Früher, als sie noch gut zu Fuß war, ging sie die paar Hundert Meter bis zum Einkaufszentrum an der Blodigstraße. Zum Einkaufen im Supermarkt, der ganz früher einmal COOP hieß, zur Stadtsparkasse, um die Rente abzuheben und zur Post, um Briefmarken zu kaufen. Die Post ist vor einigen Jahren abgebrannt und die Behörde machten keine Anstalten, dort wieder eine Filiale zu eröffnen. Die Sparkasse ist in das nagelneue Einkaufszentrum an der Schleißheimer Straße umgezogen, und der Supermarkt steht leer – so wie die ehemalige »Mathäser«-Gaststätte.

Andrang an der »Tafel«

Dort oben im Saal fanden früher Hochzeiten statt, und dort tagte der SPD-Ortsverein. Heute sind die Scheiben blind. Nur das »Café Hasenbergl« ist noch offen, doch eigentlich wird hier mehr Bier als Kaffee getrunken. So wie bei dem Grüppchen Männer, das ein paar Meter entfernt um einen stillgelegten Brunnen herum sitzt, neben sich Plastiktüten mit Bierflaschen.

»Eines der Probleme des Hasenbergl sind die verödenden Einkaufszentren«, sagt dann auch Rheinhard Bauer, Stadtteilhistoriker, SPD-Stadtrat und seit 30 Jahren Mitglied im örtlichen Bezirksausschuss. »Die Verkaufsflächen sind für heutige Betreiber zu klein, die Kaufkraft der Viertel-Bewohner zu gering.« Deshalb meiden die Einzelhandelsketten diese Einkaufszentren aus den 1960er Jahren, als das Hasenbergl entstand.

Ortswechsel, Mittwoch Nachmittag vor der Kirche »Mariae Sieben Schmerzen«. Vor einem Transporter steht eine Menschenschlange und wartet auf die Ausgabe von Lebensmitteln. Der Andrang an der »Tafel« am Hasenbergl ist groß – der Verein verteilt wie in anderen Städten auch kostenlose Lebensmittel an Bedürftige. Gegen einen Berechtigungsschein gibt es Milch, Gemüse, Brot und andere Waren.

Hierher kommt die 42-jährige alleinerziehende Mutter mit vier Kindern, der nicht genug Geld für Lebensmittel bleibt; hierher kommt der 62-jährige Hartz-IV-Empfänger, dem das Anstehen nichts ausmacht, weil er das von der DDR her kennt; hierher kommt die 66-jährige Rentnerin, deren Rente nicht ausreicht. Hier im Norden des Hasenbergls wohnen viele Arbeitslose und Hartz-IV-Empfänger. Und auch viele Ausländer, ihr Anteil an der Viertel-Bevölkerung beträgt hier mehr als 50 Prozent.

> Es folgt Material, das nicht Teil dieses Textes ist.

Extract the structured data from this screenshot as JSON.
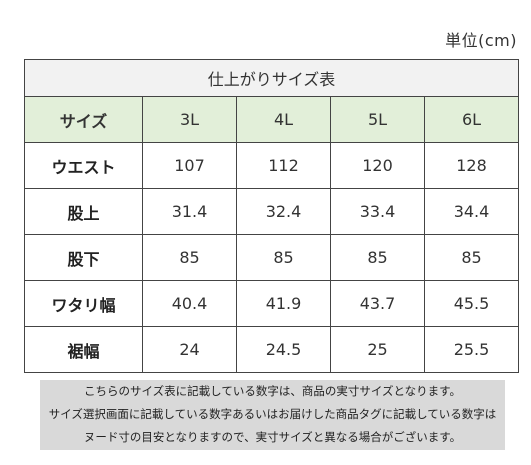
{
  "unit_label": "単位(cm)",
  "table": {
    "title": "仕上がりサイズ表",
    "corner_label": "サイズ",
    "sizes": [
      "3L",
      "4L",
      "5L",
      "6L"
    ],
    "rows": [
      {
        "label": "ウエスト",
        "values": [
          "107",
          "112",
          "120",
          "128"
        ]
      },
      {
        "label": "股上",
        "values": [
          "31.4",
          "32.4",
          "33.4",
          "34.4"
        ]
      },
      {
        "label": "股下",
        "values": [
          "85",
          "85",
          "85",
          "85"
        ]
      },
      {
        "label": "ワタリ幅",
        "values": [
          "40.4",
          "41.9",
          "43.7",
          "45.5"
        ]
      },
      {
        "label": "裾幅",
        "values": [
          "24",
          "24.5",
          "25",
          "25.5"
        ]
      }
    ]
  },
  "notice": {
    "lines": [
      "こちらのサイズ表に記載している数字は、商品の実寸サイズとなります。",
      "サイズ選択画面に記載している数字あるいはお届けした商品タグに記載している数字は",
      "ヌード寸の目安となりますので、実寸サイズと異なる場合がございます。"
    ]
  }
}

Die Pfarrei befindet sich in unmittelbarer Nähe des ehemaligen »Frauenholzes«, und hier liegen sowohl die Anfänge des Viertels als auch die Anfänge des schlechten Rufes, den das Hasenbergl seit Jahrzehnten begleitet. »Das Frauenholz war ein Barackenlager für Flakhelferinnen während des Zweiten Weltkrieges«, erzählt Stadtrat Bauer, der regelmäßig Führungen zur Geschichte des Viertels durchführt.

Überfall an der Haustür

In den 1950er Jahren eröffnete dann die Stadt München ein Obdachlosenlager für die Ausgebombten. 5000 Personen lebten in diesen Baracken am Waldesrand fern von der Stadtgrenze, die Polizei hatte gut zu tun, und der Ruf des »Frauenholzes« war denkbar schlecht. Dieser Ruf aber übertrug sich, als in den 1960er Jahren auf der angrenzenden Heide am Hasenbergl ein Neubaugebiet aus dem Boden gestampft wurde.

Das war die Zeit, als Sofie K. mit ihrer Familie in das Viertel kam. Die Sechs-Personen-Familie zog vom Arbeiterviertel Giesing und aus der beengten Zwei-Zimmer-Altbauwohnung hinaus an den Stadtrand in eine Vier-Zimmer-Wohnung mit Bad und Zentralheizung – für 1964 ein enormer Komfort.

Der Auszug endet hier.